Just as following a budget is important during your working years, so, too, is it crucial during retirement. In fact, in some ways it's even more critical to stick to a budget as a senior, since, at that stage of life, you might be limited to a fixed income. All you really need to do to budget properly is figure out what you're spending on monthly expenses and compare that figure to the money you have coming in from your savings, Social Security payments, and whatever other income sources you have available. If you find that you're spending more than what you initially planned on, you should think about cutting back on spending or working part-time to generate more income.

Forgetting about taxes

Many seniors make the mistake of thinking they're immune to taxes, but in reality, the same things you pay taxes on during your working years (think income and investment gains, to name a couple) are taxable in retirement as well. Unless you're housing your savings in a Roth IRA, the withdrawals you take from your retirement plan will be subject to taxes. The same is true for investments held in a traditional brokerage account that are sold at a profit. And the kicker: Your Social Security benefits may be taxable as well at both the federal and state levels.

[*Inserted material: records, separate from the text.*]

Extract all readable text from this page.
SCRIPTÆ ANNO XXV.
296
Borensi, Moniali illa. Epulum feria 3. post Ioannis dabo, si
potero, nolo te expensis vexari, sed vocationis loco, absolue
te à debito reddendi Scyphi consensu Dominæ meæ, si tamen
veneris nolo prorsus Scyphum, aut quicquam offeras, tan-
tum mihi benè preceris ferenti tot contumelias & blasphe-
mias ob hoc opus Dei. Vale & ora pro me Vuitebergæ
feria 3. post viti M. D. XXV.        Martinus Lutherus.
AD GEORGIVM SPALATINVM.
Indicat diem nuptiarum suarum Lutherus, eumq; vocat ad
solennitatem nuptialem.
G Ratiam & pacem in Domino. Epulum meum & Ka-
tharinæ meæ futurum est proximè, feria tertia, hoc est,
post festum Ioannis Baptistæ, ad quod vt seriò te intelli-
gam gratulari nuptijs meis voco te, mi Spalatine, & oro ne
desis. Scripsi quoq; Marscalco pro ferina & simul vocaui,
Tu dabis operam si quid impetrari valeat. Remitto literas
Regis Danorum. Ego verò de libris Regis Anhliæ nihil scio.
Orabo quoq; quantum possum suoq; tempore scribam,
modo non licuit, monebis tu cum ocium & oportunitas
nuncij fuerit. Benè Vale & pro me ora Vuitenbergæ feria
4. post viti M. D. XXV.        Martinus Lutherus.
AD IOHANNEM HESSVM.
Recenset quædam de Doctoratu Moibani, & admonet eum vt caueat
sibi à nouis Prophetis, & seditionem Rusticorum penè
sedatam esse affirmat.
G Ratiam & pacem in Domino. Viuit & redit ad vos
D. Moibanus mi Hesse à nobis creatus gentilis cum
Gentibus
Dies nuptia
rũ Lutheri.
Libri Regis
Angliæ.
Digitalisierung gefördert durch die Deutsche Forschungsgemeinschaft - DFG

Understand what taxes you're liable for so you don't end up owing the IRS a whopping sum that you're unprepared to pay.

Neglecting your nest egg

You were probably told to keep tabs on your IRA or 401(k) investments during your working years to ensure that your money was growing adequately. Well, the same holds true in retirement — you still want your investments to be generating returns, which means you'll need to check up on them at least a few times a year to see how they're performing. If you're invested in a mutual fund or other investment products with relatively high fees, for example, with lackluster performance in recent years, it might be time to unload it.

Not taking your RMDs

The money you have sitting in a traditional IRA or 401(k) can't just stay put, enjoying its tax-advantaged treatment forever. At some point, you'll need to start taking required minimum distributions, or RMDs, from your account. The amount of those withdrawals will depend on your account balance and life expectancy, but know this: If you fail to take your RMDs on schedule, you'll face a 50% tax penalty on any amount you fail to withdraw from your account on time. If you turned 70 ½ in 2019 or prior, you are subject to the “old” rules and the process of taking RMDs has already started for you. For anyone younger, the Secure Act passed last year put into effect a new rule which says your first RMD will be due by April 1 of the year following your 72nd birthday. This year, given the pandemic, is of course a bit different. And be sure to keep in mind that your RMD, like any other traditional IRA or 401(k) withdrawal, will be subject to taxes, so be sure to plan for that expense as well.

The more financially savvy you are during retirement, the more a rewarding period it's apt to be. So be sure to follow a budget, do some tax planning, keep up with your investments, and pay attention to RMDs. Doing these things could help you enjoy your golden years to the fullest and avoid money troubles later in life.